Stuck like a helpless guy in my own bed, I glanced around me, praying that the nurses would come soon. It was too early, the sky was still dark from the night and the other patients were still asleep for as far as I could hear. I knew I could press onto the help button that was next to my bed, but I knew it wasn't Caroline that was working the night shift. For some reasons, I was way more comfortable with the thought that she would help me, instead of somebody else.

Yeah, it had been my own fault. I was a fool to think I would be fine still once I took less pills. I had been feeling okay, I thought my body would be able to handle it- but it couldn't. The unbearable pain was caused because of me, because I didn't take the pills. The heat and glowing was because I did take that pill and the side effect was worse because the other pills, which I was supposed to take but didn't do, would always suppress the bad side effects.

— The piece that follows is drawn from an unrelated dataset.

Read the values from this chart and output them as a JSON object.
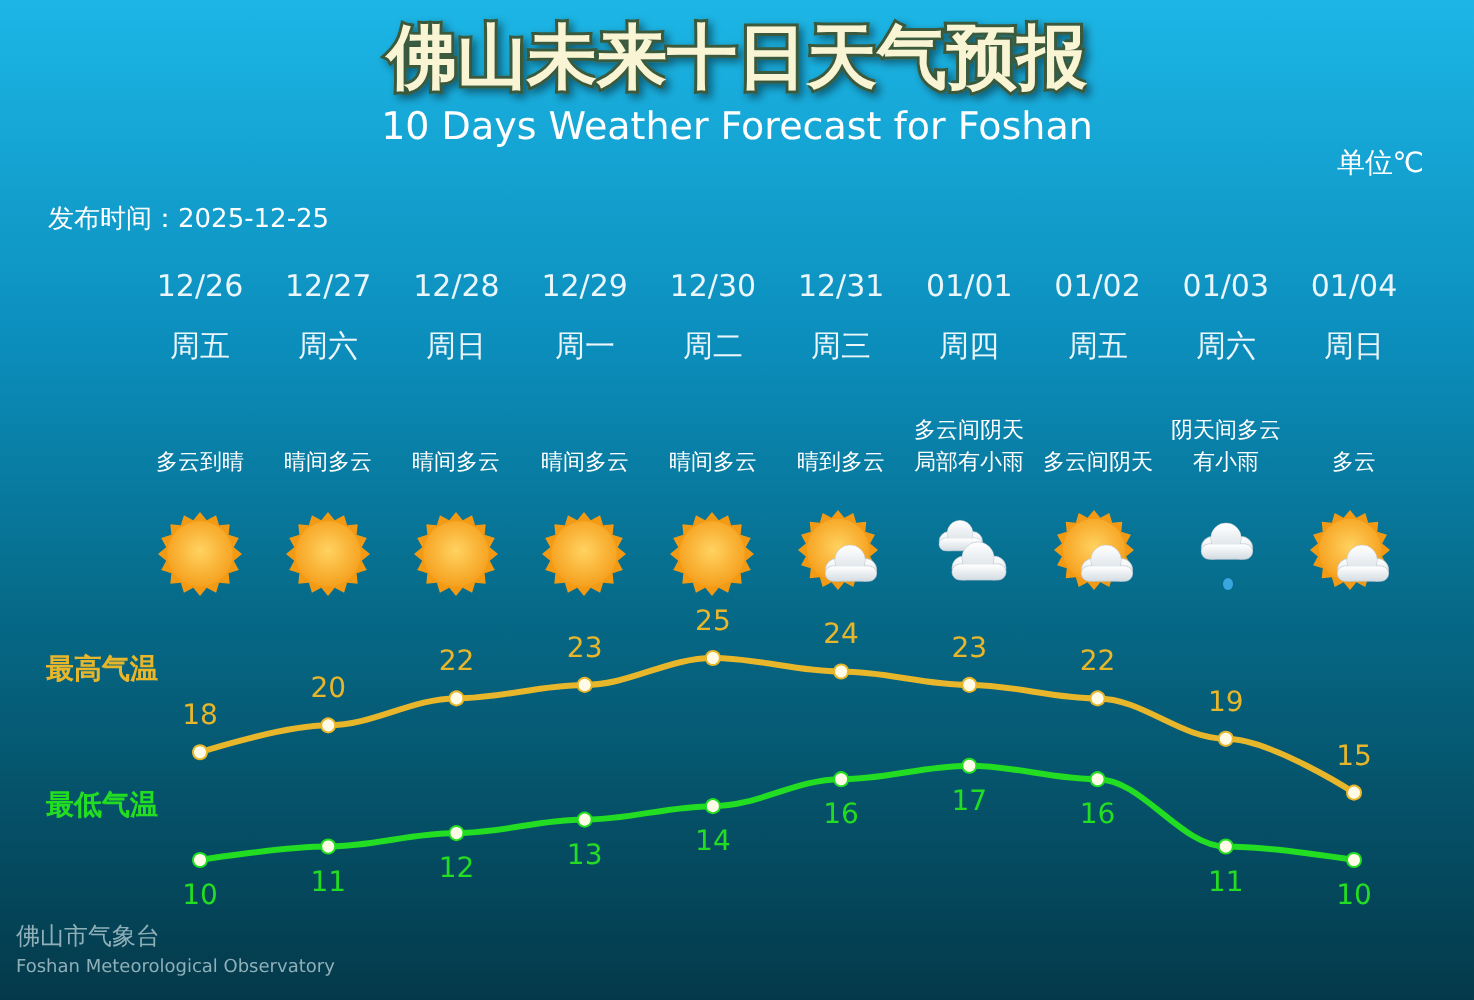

I was disappointed in myself. Disappointed because I didn't take the pills, but mostly because I underestimated my own body. I thought I could handle it, but clearly, I couldn't. It proved to myself how weak I actually was without all my medication.

Sighing deeply, I stared at the ceiling. At least I had enough time to clear up my mind, having many lonely conversations with myself at night. It were my thoughts against my feelings, a complete storm having taken over the past few days. It had made me feel extremely low, but I had finally gotten control over it and slowly but surely pushed all the negative thoughts aside.

The ache in my heart that came when Nathan had left the earth was still present- I missed him so much. If there was anything that I could wish for right now, then it would be that I could spend one last day with him. I'd empty my heart about Rose, ask him for advice. He would know what to do, he knew that I was going to fall for her after all. I still didn't understand how, but it didn't matter. He was right. I needed him, but he wasn't there.

Caroline had helped me a lot when it came to my feelings about Nathan. She knew the right questions to ask, triggering my emotions but it was good to let everything out- I was a master in keeping things for myself, until I'd explode. I was more than relieved after our conversations, she almost felt like a psychologist.

She told me that the nurse had been fired after the incident of her slapping me. Apparently, I hadn't been the only patient she had been treating like dirt. I knew Nathan hadn't ever liked her for the same reasons as mine. I'm sure he would be relieved that she was gone, if he had been alive.

I was still processing what she had done to me- it didn't get to me until like a day later. Luckily Caroline had been there to talk to.

Slowly moving my head, I glanced at the clock. Three hours until I would see Rose again, making me feel excited as I hadn't seen her since Wednesday- it was Monday today. I knew she would be able to make me forget about the pain, something I surely needed at this very moment.

Closing my eyes, I slowly drifted off into a deep slumber, not waking up after the five hours that had followed after.